La maladie d’Alzheimer et les maladies neurocognitives en général sont souvent sous-diagnostiquées et détectées tardivement. On estime qu'un malade sur deux ignore sa maladie et ne l'apprend qu'à un stade avancé (1). « En 2017, les représentants de la fédération des centres mémoire, des neurologues, des gériatres, des psychiatres et d’autres experts ont proposé une stratégie personnalisée afin de diagnostiquer les troubles neurocognitifs, explique la docteure Marion Lévy, Responsable Etudes et Recherche de la Fondation Vaincre Alzheimer. Le process repose à la fois sur le repérage d'une situation à risque par les médecins généralistes jusqu'au diagnostic par les spécialistes (neurologue, gériatre, psychiatre).

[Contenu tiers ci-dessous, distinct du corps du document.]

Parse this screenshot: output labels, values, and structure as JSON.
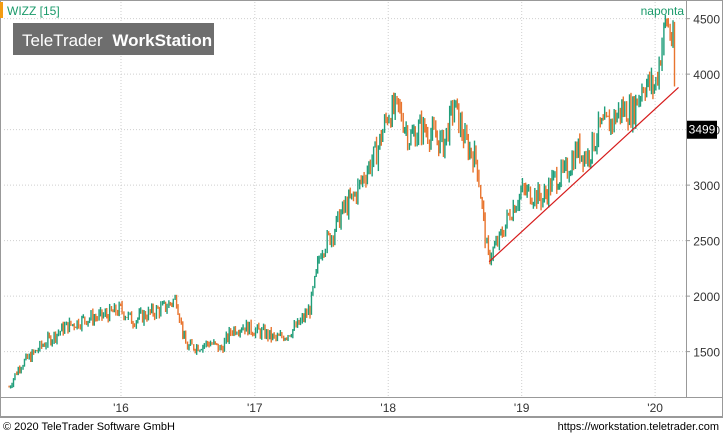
{
  "header": {
    "symbol_label": "WIZZ [15]",
    "interval_label": "naponta",
    "watermark_light": "TeleTrader",
    "watermark_bold": "WorkStation"
  },
  "footer": {
    "copyright": "© 2020 TeleTrader Software GmbH",
    "url": "https://workstation.teletrader.com"
  },
  "colors": {
    "up": "#1f9e7a",
    "down": "#e8742e",
    "trendline": "#d61b1b",
    "accent": "#f39c12",
    "label_green": "#1a9a6a",
    "last_price_bg": "#000000",
    "watermark_bg": "#6e6e6e"
  },
  "chart_data": {
    "type": "line",
    "style": "colored price bars (up/down)",
    "title": "WIZZ [15]",
    "interval": "naponta",
    "ylim": [
      1100,
      4650
    ],
    "y_ticks": [
      1500,
      2000,
      2500,
      3000,
      3500,
      4000,
      4500
    ],
    "x_ticks": [
      "'16",
      "'17",
      "'18",
      "'19",
      "'20"
    ],
    "grid": true,
    "last_price": "3499",
    "series": [
      {
        "x": [
          "2015-03-01",
          "2015-04-01",
          "2015-05-01",
          "2015-06-01",
          "2015-07-01",
          "2015-08-01",
          "2015-09-01",
          "2015-10-01",
          "2015-11-01",
          "2015-12-01",
          "2016-01-01",
          "2016-02-01",
          "2016-03-01",
          "2016-04-01",
          "2016-05-01",
          "2016-06-01",
          "2016-06-24",
          "2016-07-01",
          "2016-08-01",
          "2016-09-01",
          "2016-10-01",
          "2016-11-01",
          "2016-12-01",
          "2017-01-01",
          "2017-02-01",
          "2017-03-01",
          "2017-04-01",
          "2017-05-01",
          "2017-06-01",
          "2017-07-01",
          "2017-08-01",
          "2017-09-01",
          "2017-10-01",
          "2017-11-01",
          "2017-12-01",
          "2018-01-01",
          "2018-02-01",
          "2018-03-01",
          "2018-04-01",
          "2018-05-01",
          "2018-06-01",
          "2018-07-01",
          "2018-08-01",
          "2018-09-01",
          "2018-10-01",
          "2018-11-01",
          "2018-12-01",
          "2019-01-01",
          "2019-02-01",
          "2019-03-01",
          "2019-04-01",
          "2019-05-01",
          "2019-06-01",
          "2019-07-01",
          "2019-08-01",
          "2019-09-01",
          "2019-10-01",
          "2019-11-01",
          "2019-12-01",
          "2020-01-01",
          "2020-02-01",
          "2020-02-20",
          "2020-02-28"
        ],
        "values": [
          1180,
          1380,
          1460,
          1560,
          1640,
          1720,
          1760,
          1800,
          1810,
          1840,
          1880,
          1780,
          1820,
          1860,
          1900,
          1980,
          1580,
          1540,
          1550,
          1580,
          1520,
          1700,
          1730,
          1690,
          1660,
          1610,
          1660,
          1740,
          1880,
          2420,
          2560,
          2780,
          2900,
          3120,
          3300,
          3650,
          3680,
          3420,
          3520,
          3460,
          3360,
          3720,
          3380,
          3220,
          2340,
          2500,
          2760,
          2940,
          2920,
          2880,
          3060,
          3100,
          3320,
          3260,
          3500,
          3560,
          3680,
          3660,
          3920,
          3880,
          4500,
          4250,
          3480
        ]
      }
    ],
    "trendline": {
      "x": [
        "2018-10-04",
        "2020-03-05"
      ],
      "y": [
        2310,
        3880
      ]
    }
  }
}
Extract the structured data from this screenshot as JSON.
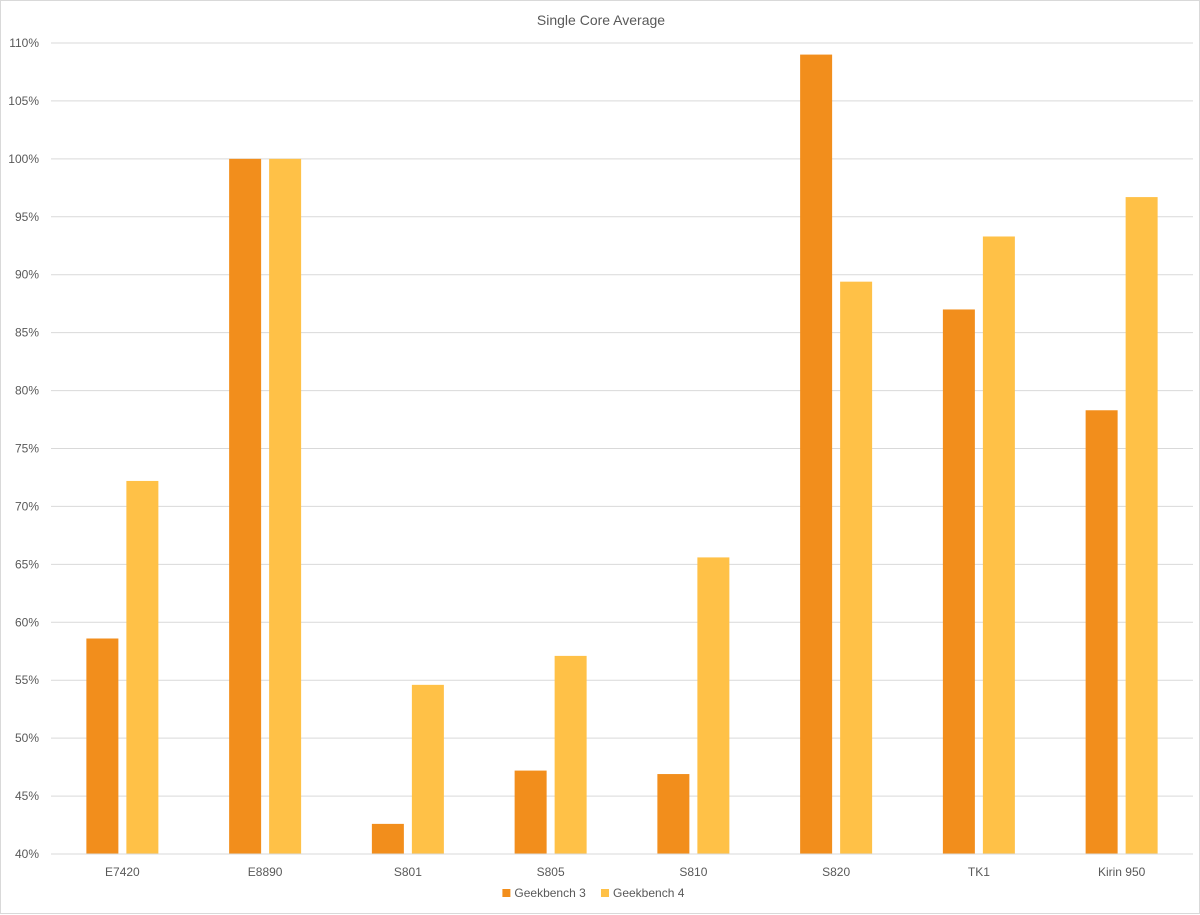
{
  "chart_data": {
    "type": "bar",
    "title": "Single Core Average",
    "xlabel": "",
    "ylabel": "",
    "categories": [
      "E7420",
      "E8890",
      "S801",
      "S805",
      "S810",
      "S820",
      "TK1",
      "Kirin 950"
    ],
    "series": [
      {
        "name": "Geekbench 3",
        "color": "#f28e1c",
        "values": [
          58.6,
          100.0,
          42.6,
          47.2,
          46.9,
          109.0,
          87.0,
          78.3
        ]
      },
      {
        "name": "Geekbench 4",
        "color": "#ffc147",
        "values": [
          72.2,
          100.0,
          54.6,
          57.1,
          65.6,
          89.4,
          93.3,
          96.7
        ]
      }
    ],
    "ylim": [
      40,
      110
    ],
    "ytick_step": 5,
    "ytick_labels": [
      "40%",
      "45%",
      "50%",
      "55%",
      "60%",
      "65%",
      "70%",
      "75%",
      "80%",
      "85%",
      "90%",
      "95%",
      "100%",
      "105%",
      "110%"
    ],
    "grid": true,
    "legend_position": "bottom"
  }
}
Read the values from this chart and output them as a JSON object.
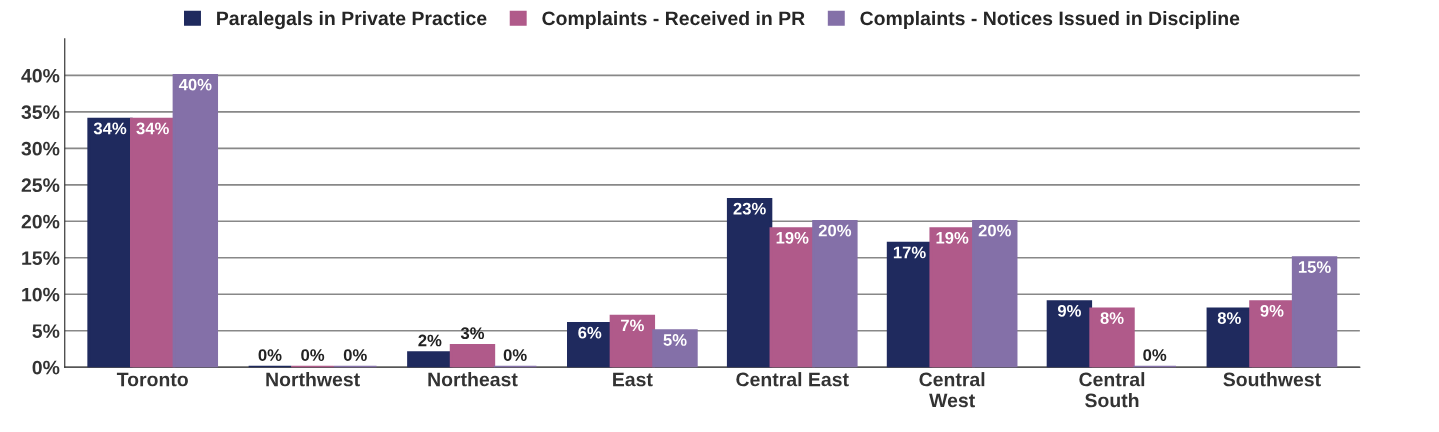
{
  "chart_data": {
    "type": "bar",
    "categories": [
      "Toronto",
      "Northwest",
      "Northeast",
      "East",
      "Central East",
      "Central\nWest",
      "Central\nSouth",
      "Southwest"
    ],
    "series": [
      {
        "name": "Paralegals in Private Practice",
        "color": "#1f2a5e",
        "values": [
          34,
          0,
          2,
          6,
          23,
          17,
          9,
          8
        ],
        "value_labels": [
          "34%",
          "0%",
          "2%",
          "6%",
          "23%",
          "17%",
          "9%",
          "8%"
        ]
      },
      {
        "name": "Complaints - Received in PR",
        "color": "#b05a8a",
        "values": [
          34,
          0,
          3,
          7,
          19,
          19,
          8,
          9
        ],
        "value_labels": [
          "34%",
          "0%",
          "3%",
          "7%",
          "19%",
          "19%",
          "8%",
          "9%"
        ]
      },
      {
        "name": "Complaints - Notices Issued in Discipline",
        "color": "#8470a8",
        "values": [
          40,
          0,
          0,
          5,
          20,
          20,
          0,
          15
        ],
        "value_labels": [
          "40%",
          "0%",
          "0%",
          "5%",
          "20%",
          "20%",
          "0%",
          "15%"
        ]
      }
    ],
    "ylim": [
      0,
      45
    ],
    "yticks": [
      {
        "value": 0,
        "label": "0%"
      },
      {
        "value": 5,
        "label": "5%"
      },
      {
        "value": 10,
        "label": "10%"
      },
      {
        "value": 15,
        "label": "15%"
      },
      {
        "value": 20,
        "label": "20%"
      },
      {
        "value": 25,
        "label": "25%"
      },
      {
        "value": 30,
        "label": "30%"
      },
      {
        "value": 35,
        "label": "35%"
      },
      {
        "value": 40,
        "label": "40%"
      }
    ],
    "grid": "y",
    "legend": "top"
  }
}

Un repérage par le médecin généraliste

Le rôle du médecin généraliste est essentiel dans le diagnostic des troubles neurocognitifs, comme la maladie d’Alzheimer. « Il est en première ligne, ce qui lui donne un rôle central dans la détection précoce, le diagnostic et l’orientation vers des soins spécialisés et le suivi de ces troubles, poursuit la docteure. On va généralement le consulter dès l’apparition des premiers symptômes comme la perte de mémoire, des troubles de l'attention, ou des difficultés à accomplir des tâches quotidiennes »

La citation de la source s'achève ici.